Im Winter 2007 ersteht der junge Makler und Historiker John Maloof bei einer Versteigerung für 380 Dollar eine Kiste voller Negative aus den Beständen einer Lagerräumung. Beeindruckt vom künstlerischen Wert der Fotografien, die zum großen Teil alltägliche Begebenheiten, Straßenszenen und Portraits wiedergeben, forscht er nach der unbekannten Urheberin des noch unentdeckten, brachliegenden Werkes. In ihrem beindruckenden, viele Fragen zum Verhältnis von Leben und Kunst aufwerfenden Dokumentarfilm „Finding Vivian Maier“ erzählen Maloof und sein Koregisseur Siskel von dieser äußert spannenden Spurensuche, die zugleich zu einem Künstlerportrait wird. In ihrem Versuch, den Menschen hinter dem Werk sichtbar zu machen, gewinnt auch Vivian Maiers Kunst immer mehr Kontur. Daneben stellt der Film die beunruhigende Frage, warum Maiers Arbeit, die von Experten neben die Werke von Robert Frank, Helen Levitt und Diane Arbus gestellt wird, so lange unentdeckt blieb und vielleicht nur durch einen Zufall vor dem Verschwinden bewahrt wurde.

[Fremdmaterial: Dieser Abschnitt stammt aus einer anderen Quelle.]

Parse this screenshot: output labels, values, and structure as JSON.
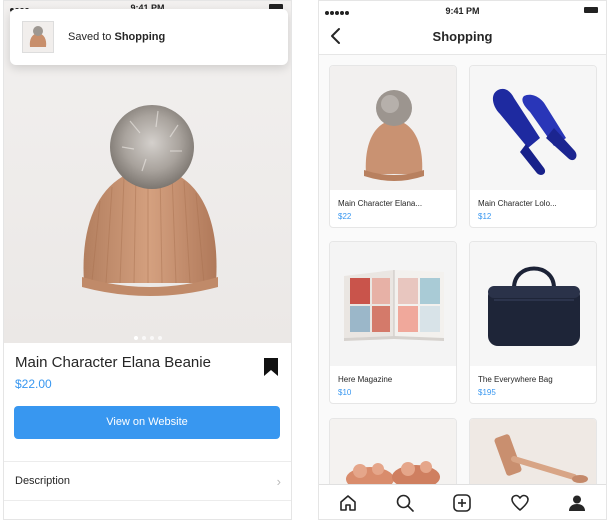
{
  "left_screen": {
    "status_time": "9:41 PM",
    "toast": {
      "prefix": "Saved to",
      "collection": "Shopping"
    },
    "product": {
      "name": "Main Character Elana Beanie",
      "price": "$22.00"
    },
    "cta_label": "View on Website",
    "description_label": "Description",
    "carousel": {
      "pages": 4,
      "active": 1
    }
  },
  "right_screen": {
    "status_time": "9:41 PM",
    "title": "Shopping",
    "items": [
      {
        "name": "Main Character Elana...",
        "price": "$22"
      },
      {
        "name": "Main Character Lolo...",
        "price": "$12"
      },
      {
        "name": "Here Magazine",
        "price": "$10"
      },
      {
        "name": "The Everywhere Bag",
        "price": "$195"
      }
    ],
    "tabs": [
      "home-icon",
      "search-icon",
      "add-icon",
      "heart-icon",
      "profile-icon"
    ]
  },
  "colors": {
    "link_blue": "#3897f0",
    "text": "#262626"
  }
}
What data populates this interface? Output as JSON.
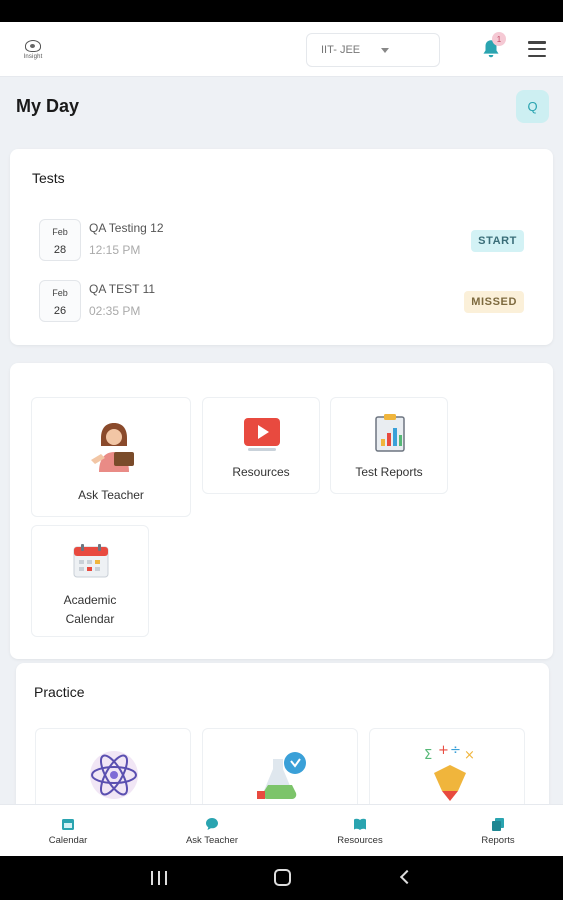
{
  "header": {
    "logo_text": "Insight",
    "course_select": {
      "value": "IIT- JEE"
    },
    "notification_count": "1"
  },
  "page": {
    "title": "My Day",
    "quick_button_label": "Q"
  },
  "tests": {
    "title": "Tests",
    "items": [
      {
        "month": "Feb",
        "day": "28",
        "name": "QA Testing 12",
        "time": "12:15 PM",
        "status": "START"
      },
      {
        "month": "Feb",
        "day": "26",
        "name": "QA TEST 11",
        "time": "02:35 PM",
        "status": "MISSED"
      }
    ]
  },
  "tiles": {
    "ask_teacher": "Ask Teacher",
    "resources": "Resources",
    "test_reports": "Test Reports",
    "academic_calendar_line1": "Academic",
    "academic_calendar_line2": "Calendar"
  },
  "practice": {
    "title": "Practice"
  },
  "bottom_nav": {
    "calendar": "Calendar",
    "ask_teacher": "Ask Teacher",
    "resources": "Resources",
    "reports": "Reports"
  },
  "colors": {
    "accent": "#2aa4b0",
    "start_badge_bg": "#d3f2f5",
    "missed_badge_bg": "#fbf0d9",
    "background": "#eef1f5"
  }
}
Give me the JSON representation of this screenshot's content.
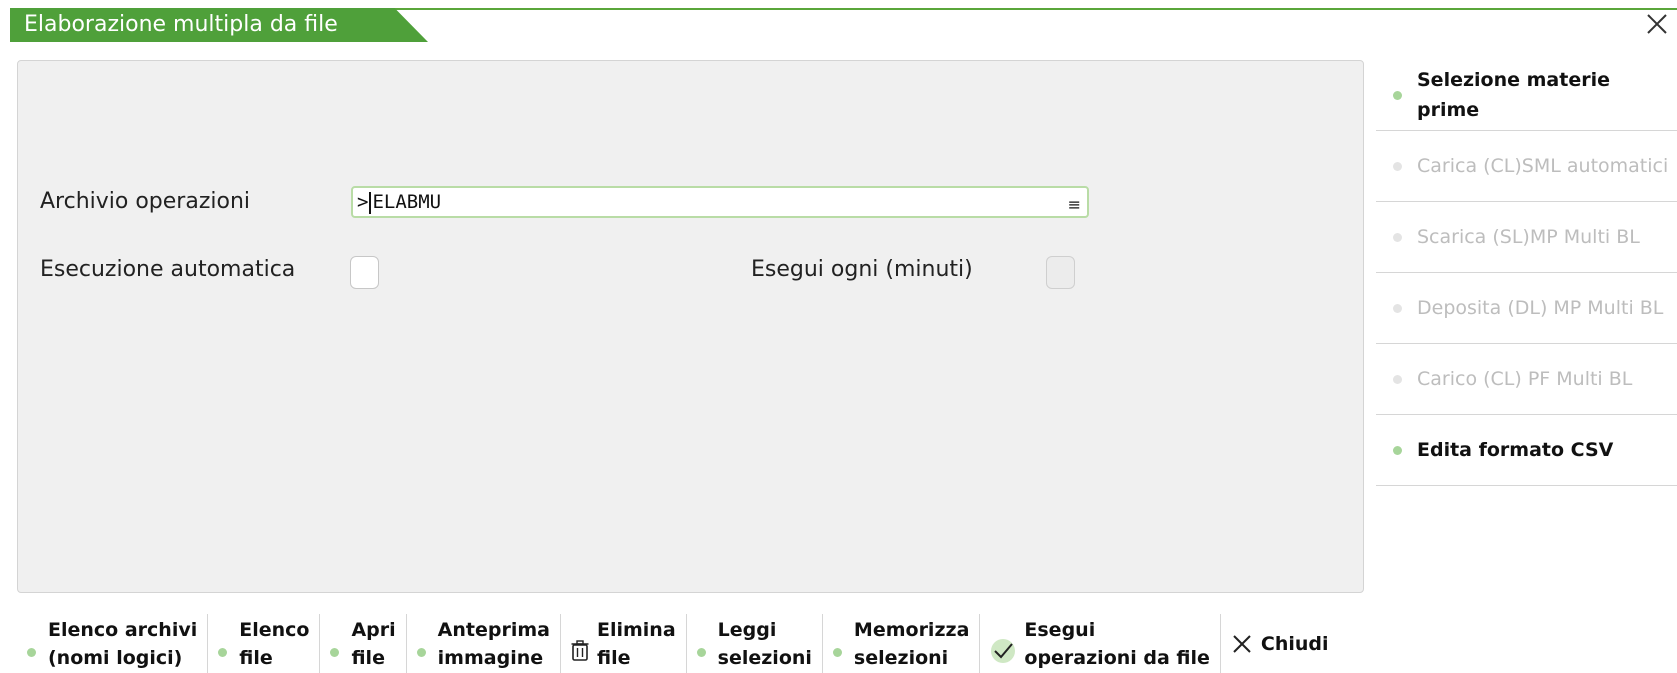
{
  "window": {
    "title": "Elaborazione multipla da file",
    "close_icon": "close-icon"
  },
  "form": {
    "archivio_label": "Archivio operazioni",
    "archivio_value_prefix": ">",
    "archivio_value": "ELABMU",
    "archivio_menu_icon": "≡",
    "esecuzione_label": "Esecuzione automatica",
    "esecuzione_checked": false,
    "esegui_ogni_label": "Esegui ogni (minuti)",
    "esegui_ogni_enabled": false
  },
  "side_menu": [
    {
      "label": "Selezione materie prime",
      "enabled": true
    },
    {
      "label": "Carica (CL)SML automatici",
      "enabled": false
    },
    {
      "label": "Scarica (SL)MP Multi BL",
      "enabled": false
    },
    {
      "label": "Deposita (DL) MP Multi BL",
      "enabled": false
    },
    {
      "label": "Carico (CL) PF Multi BL",
      "enabled": false
    },
    {
      "label": "Edita formato CSV",
      "enabled": true
    }
  ],
  "toolbar": {
    "elenco_archivi": "Elenco archivi\n(nomi logici)",
    "elenco_file": "Elenco\nfile",
    "apri_file": "Apri\nfile",
    "anteprima": "Anteprima\nimmagine",
    "elimina_file": "Elimina\nfile",
    "leggi_selezioni": "Leggi\nselezioni",
    "memorizza_selezioni": "Memorizza\nselezioni",
    "esegui_operazioni": "Esegui\noperazioni da file",
    "chiudi": "Chiudi"
  },
  "colors": {
    "accent_green": "#4fa03a",
    "dot_green": "#a7d59a",
    "panel_bg": "#f0f0f0"
  }
}
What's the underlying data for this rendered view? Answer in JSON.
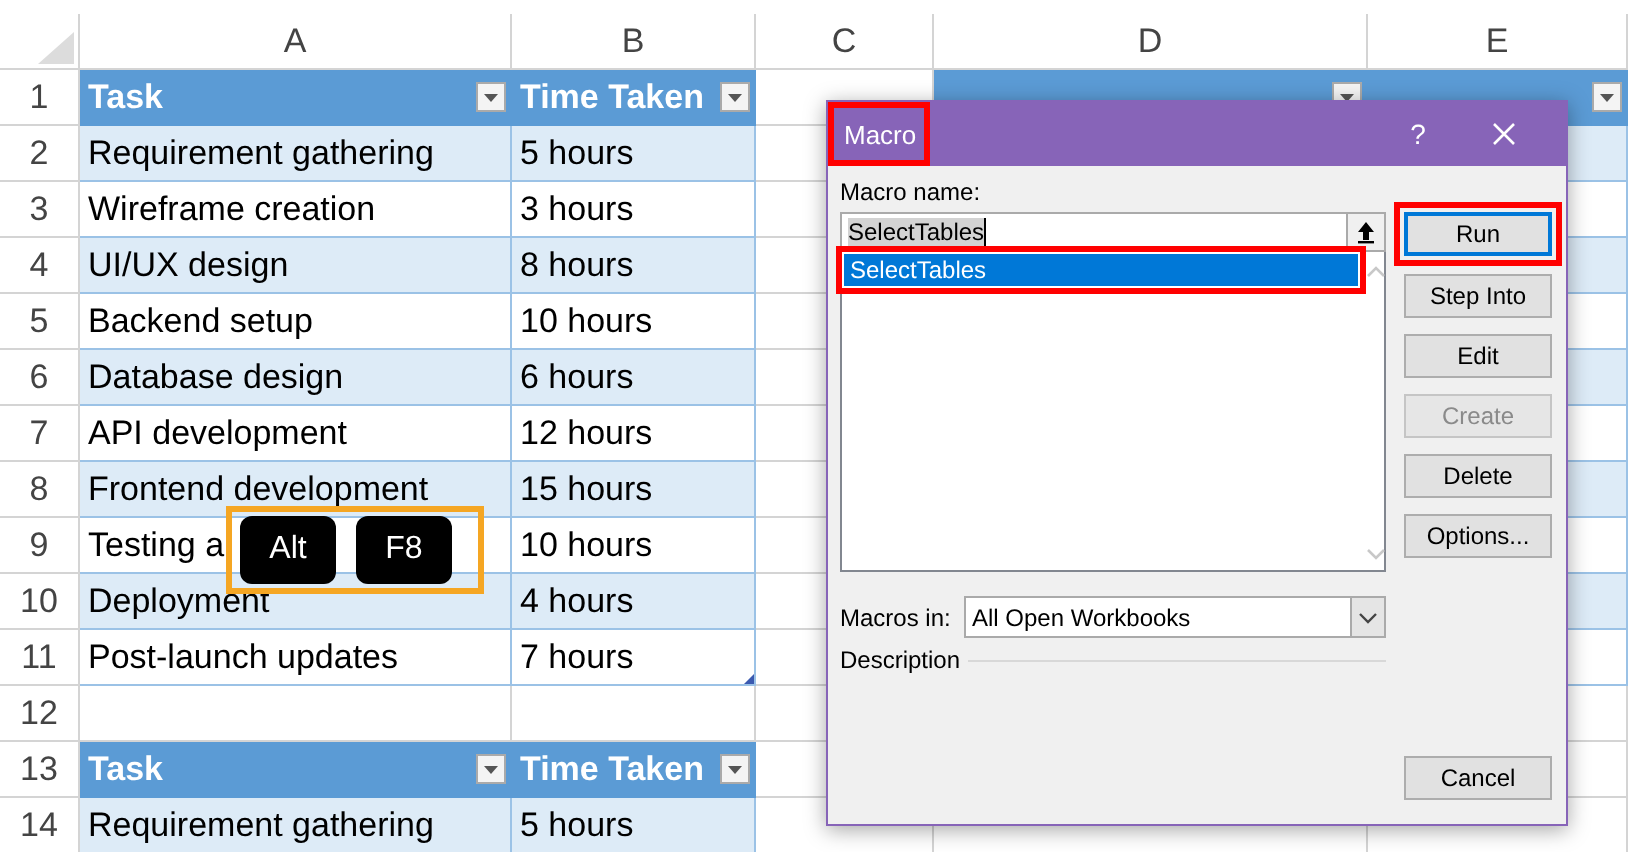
{
  "sheet": {
    "columns": [
      {
        "label": "A"
      },
      {
        "label": "B"
      },
      {
        "label": "C"
      },
      {
        "label": "D"
      },
      {
        "label": "E"
      }
    ],
    "rows": [
      {
        "number": "1",
        "cells": [
          {
            "kind": "header",
            "text": "Task",
            "filter": true
          },
          {
            "kind": "header",
            "text": "Time Taken",
            "filter": true
          },
          {
            "kind": "blank"
          },
          {
            "kind": "header",
            "filter": true
          },
          {
            "kind": "header",
            "filter": true
          }
        ]
      },
      {
        "number": "2",
        "cells": [
          {
            "kind": "band",
            "text": "Requirement gathering"
          },
          {
            "kind": "band",
            "text": "5 hours"
          },
          {
            "kind": "blank"
          },
          {
            "kind": "hidden"
          },
          {
            "kind": "band"
          }
        ]
      },
      {
        "number": "3",
        "cells": [
          {
            "kind": "plain",
            "text": "Wireframe creation"
          },
          {
            "kind": "plain",
            "text": "3 hours"
          },
          {
            "kind": "blank"
          },
          {
            "kind": "hidden"
          },
          {
            "kind": "plain"
          }
        ]
      },
      {
        "number": "4",
        "cells": [
          {
            "kind": "band",
            "text": "UI/UX design"
          },
          {
            "kind": "band",
            "text": "8 hours"
          },
          {
            "kind": "blank"
          },
          {
            "kind": "hidden"
          },
          {
            "kind": "band"
          }
        ]
      },
      {
        "number": "5",
        "cells": [
          {
            "kind": "plain",
            "text": "Backend setup"
          },
          {
            "kind": "plain",
            "text": "10 hours"
          },
          {
            "kind": "blank"
          },
          {
            "kind": "hidden"
          },
          {
            "kind": "plain"
          }
        ]
      },
      {
        "number": "6",
        "cells": [
          {
            "kind": "band",
            "text": "Database design"
          },
          {
            "kind": "band",
            "text": "6 hours"
          },
          {
            "kind": "blank"
          },
          {
            "kind": "hidden"
          },
          {
            "kind": "band"
          }
        ]
      },
      {
        "number": "7",
        "cells": [
          {
            "kind": "plain",
            "text": "API development"
          },
          {
            "kind": "plain",
            "text": "12 hours"
          },
          {
            "kind": "blank"
          },
          {
            "kind": "hidden"
          },
          {
            "kind": "plain"
          }
        ]
      },
      {
        "number": "8",
        "cells": [
          {
            "kind": "band",
            "text": "Frontend development"
          },
          {
            "kind": "band",
            "text": "15 hours"
          },
          {
            "kind": "blank"
          },
          {
            "kind": "hidden"
          },
          {
            "kind": "band"
          }
        ]
      },
      {
        "number": "9",
        "cells": [
          {
            "kind": "plain",
            "text": "Testing a"
          },
          {
            "kind": "plain",
            "text": "10 hours"
          },
          {
            "kind": "blank"
          },
          {
            "kind": "hidden"
          },
          {
            "kind": "plain"
          }
        ]
      },
      {
        "number": "10",
        "cells": [
          {
            "kind": "band",
            "text": "Deployment"
          },
          {
            "kind": "band",
            "text": "4 hours"
          },
          {
            "kind": "blank"
          },
          {
            "kind": "hidden"
          },
          {
            "kind": "band"
          }
        ]
      },
      {
        "number": "11",
        "cells": [
          {
            "kind": "plain",
            "text": "Post-launch updates"
          },
          {
            "kind": "plain",
            "text": "7 hours",
            "resize": true
          },
          {
            "kind": "blank"
          },
          {
            "kind": "hidden"
          },
          {
            "kind": "plain"
          }
        ]
      },
      {
        "number": "12",
        "cells": [
          {
            "kind": "blank"
          },
          {
            "kind": "blank"
          },
          {
            "kind": "blank"
          },
          {
            "kind": "hidden"
          },
          {
            "kind": "blank"
          }
        ]
      },
      {
        "number": "13",
        "cells": [
          {
            "kind": "header",
            "text": "Task",
            "filter": true
          },
          {
            "kind": "header",
            "text": "Time Taken",
            "filter": true
          },
          {
            "kind": "blank"
          },
          {
            "kind": "hidden"
          },
          {
            "kind": "blank"
          }
        ]
      },
      {
        "number": "14",
        "cells": [
          {
            "kind": "band",
            "text": "Requirement gathering"
          },
          {
            "kind": "band",
            "text": "5 hours"
          },
          {
            "kind": "blank"
          },
          {
            "kind": "blank"
          },
          {
            "kind": "blank"
          }
        ]
      }
    ]
  },
  "shortcut": {
    "keys": [
      "Alt",
      "F8"
    ]
  },
  "dialog": {
    "title": "Macro",
    "title_highlighted": true,
    "help": "?",
    "name_label": {
      "text": "Macro name:"
    },
    "name_value": "SelectTables",
    "macros": [
      {
        "text": "SelectTables",
        "selected": true,
        "highlighted": true
      }
    ],
    "buttons": [
      {
        "text": "Run",
        "default": true,
        "disabled": false,
        "highlighted": true
      },
      {
        "text": "Step Into",
        "default": false,
        "disabled": false,
        "highlighted": false
      },
      {
        "text": "Edit",
        "default": false,
        "disabled": false,
        "highlighted": false
      },
      {
        "text": "Create",
        "default": false,
        "disabled": true,
        "highlighted": false
      },
      {
        "text": "Delete",
        "default": false,
        "disabled": false,
        "highlighted": false
      },
      {
        "text": "Options...",
        "default": false,
        "disabled": false,
        "highlighted": false
      }
    ],
    "macros_in": {
      "label": "Macros in:",
      "value": "All Open Workbooks"
    },
    "description_label": "Description",
    "cancel": "Cancel"
  }
}
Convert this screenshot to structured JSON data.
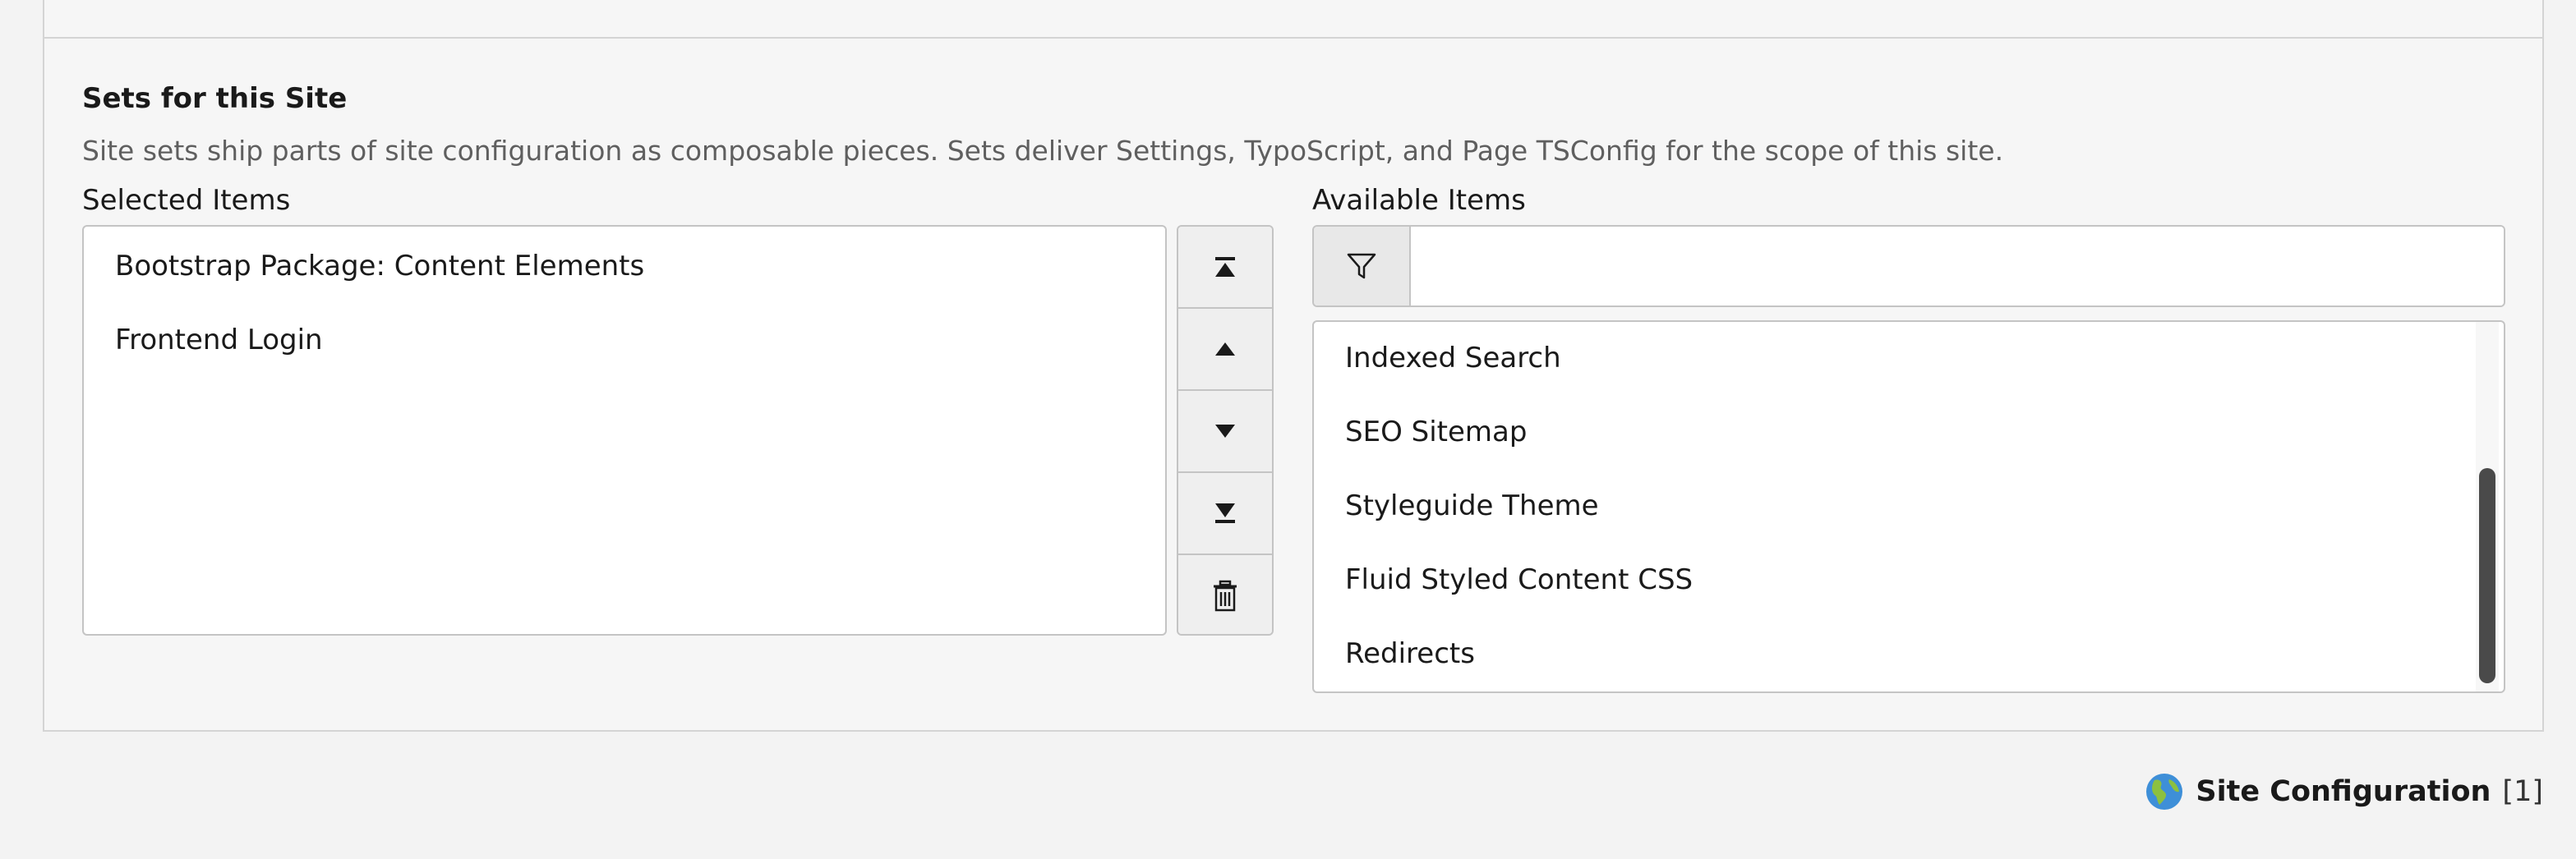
{
  "section": {
    "title": "Sets for this Site",
    "description": "Site sets ship parts of site configuration as composable pieces. Sets deliver Settings, TypoScript, and Page TSConfig for the scope of this site."
  },
  "selected": {
    "label": "Selected Items",
    "items": [
      "Bootstrap Package: Content Elements",
      "Frontend Login"
    ]
  },
  "available": {
    "label": "Available Items",
    "filter_value": "",
    "items": [
      "Indexed Search",
      "SEO Sitemap",
      "Styleguide Theme",
      "Fluid Styled Content CSS",
      "Redirects"
    ]
  },
  "controls": {
    "icons": [
      "move-to-top-icon",
      "move-up-icon",
      "move-down-icon",
      "move-to-bottom-icon",
      "trash-icon"
    ]
  },
  "footer": {
    "icon": "globe-icon",
    "name": "Site Configuration",
    "count": "[1]"
  }
}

Der Film „Finding Vivian Maier“ bildet den von Neugier und Empathie getriebenen Rechercheprozess im Austausch mit Zeitzeugen und Kunstkennern ab und verhilft der unbekannten Fotografin zugleich zur Veröffentlichung. Hätte die Portraitierte, die vermutlich zwischen dem Wunsch nach Anerkennung und der Scheu vor dem Rampenlicht hin und her gerissen war, das gewollt, fragt sich John Maloof, um Verständnis bemüht, immer wieder. Denn offensichtlich war Vivian Maier eine verschlossene Einzelgängerin und rätselhafte Frau, die sich hinter verschiedenen Masken versteckte und zeitlebens als Kindermädchen wechselnder Haushalte ihr bescheidenes Auskommen hatte. Sie sei paradox, unerschrocken, exzentrisch und geheimnisvoll gewesen, sagen ihre ehemaligen Schützlinge und Arbeitgeber über sie. Vor allem war Vivian Maier, die nie ohne ihre Rolleiflex aus dem Haus ging, aber eine exzessive Sammlerin, deren streng abgeschirmte Wohnung mit Zeitungsstapeln, Negativen, alten Kleidern und Erinnerungsstücken vollgestopft war.
Von hier aus folgt Maloof wiederum Hinweisen, die der unangepassten Außenseiterin eine „dunkle Seite“ oder gar eine „psychische Störung“ attestieren. So berichten ihre mittlerweile erwachsenen Schützlinge von zeitweiliger Vernachlässigung, seltener auch von Misshandlungen sowie von schockierenden Erlebnissen, denen sie von ihrer Betreuerin ausgesetzt wurden. Möglicherweise habe die 1926 in New York geborene Maier, deren familiäre Wurzeln in einem Bergdorf in den französischen Alpen liegen, unter einem Trauma gelitten. Der Zusammenhang zwischen künstlerischem Genie und seelischem Leiden scheint hier einmal mehr offensichtlich und erklärt zu einem Teil vielleicht auch ihre Abstinenz vom Kunstbetrieb. Aber wie alle Künstler war auch Vivian Maier, die sich mit den Armen identifiziert, sich als Spionin bezeichnet und dabei hinter ihrer Kamera versteckt hat, getrieben von dem Bedürfnis nach Mitteilung.